GC eh? A complete joy for me (that I never ever hankered after). I have one who charges at me like a thunderbolt and another who tolerates a high five. I think both care for me equally; they're just so wonderfully different. I've had the information as to what Granny does better than me. Not a chance of letting it hurt. Favourite put down (but not intentional) was when at four year old one asked me why my boobs were 'away down there' whilst we were dressing in the swimming pool. And there was me thinking I was quite respectable in that department. Huh! What I love is the way they accept a simple answer without supplementaries. It's a kind of 'okay then' and on we go. Bliss........

JMcD Thu 03-Dec-20 17:38:01

Don't worry - things change. My grandson (who has autism) ignored me completely until he was 5. He is now 11 and we could not be closer - in fact he asked if he could marry me!!
So carry on being the best grandmother you can be and it will all come right.
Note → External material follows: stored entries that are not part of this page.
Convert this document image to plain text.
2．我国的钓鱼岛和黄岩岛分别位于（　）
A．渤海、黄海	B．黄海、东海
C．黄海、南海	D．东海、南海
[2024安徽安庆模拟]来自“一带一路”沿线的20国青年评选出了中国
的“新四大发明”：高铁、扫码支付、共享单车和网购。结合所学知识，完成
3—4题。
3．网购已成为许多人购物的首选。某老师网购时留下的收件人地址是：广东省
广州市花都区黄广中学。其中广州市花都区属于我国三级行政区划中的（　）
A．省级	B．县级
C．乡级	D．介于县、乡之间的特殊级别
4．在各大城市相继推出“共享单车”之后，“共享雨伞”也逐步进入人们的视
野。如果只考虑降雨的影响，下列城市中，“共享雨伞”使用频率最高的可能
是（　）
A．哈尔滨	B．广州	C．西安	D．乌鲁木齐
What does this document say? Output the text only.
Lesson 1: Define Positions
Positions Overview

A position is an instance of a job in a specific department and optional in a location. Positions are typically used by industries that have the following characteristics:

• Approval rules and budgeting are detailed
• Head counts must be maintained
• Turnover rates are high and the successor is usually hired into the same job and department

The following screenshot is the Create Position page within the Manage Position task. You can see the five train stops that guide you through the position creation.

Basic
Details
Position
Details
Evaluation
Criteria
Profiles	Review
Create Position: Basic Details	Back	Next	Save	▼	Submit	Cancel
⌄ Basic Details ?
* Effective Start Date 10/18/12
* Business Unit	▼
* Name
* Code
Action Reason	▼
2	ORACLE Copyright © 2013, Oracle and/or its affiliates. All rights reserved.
Laurensnan Thu 03-Dec-20 17:24:31

My GD lived with me for the first 18 mths of her life. Then they moved 3 mins walk from me. I see her every day and am a big part of her life. When she started school she told me she had a boyfriend called Josh in her class. She then told me she loved him. I jokingly said 'do you love him more than nanny?'. Without a second thought she said 'oh yes'. I was gutted! On a good note though I mentioned the conversation the other day ( 5 years later) and she said 'who's Josh? ' Children change frequently and so do their favourite people. So I was pushed aside for a 4 year old she'd known for 3 days ?

rockgran Thu 03-Dec-20 17:23:28

When my grandson was small he once burst into tears when we arrived as he thought it was the other grandparents who were coming. Turned out he wanted them for their dog! It might be something similar and not really personal.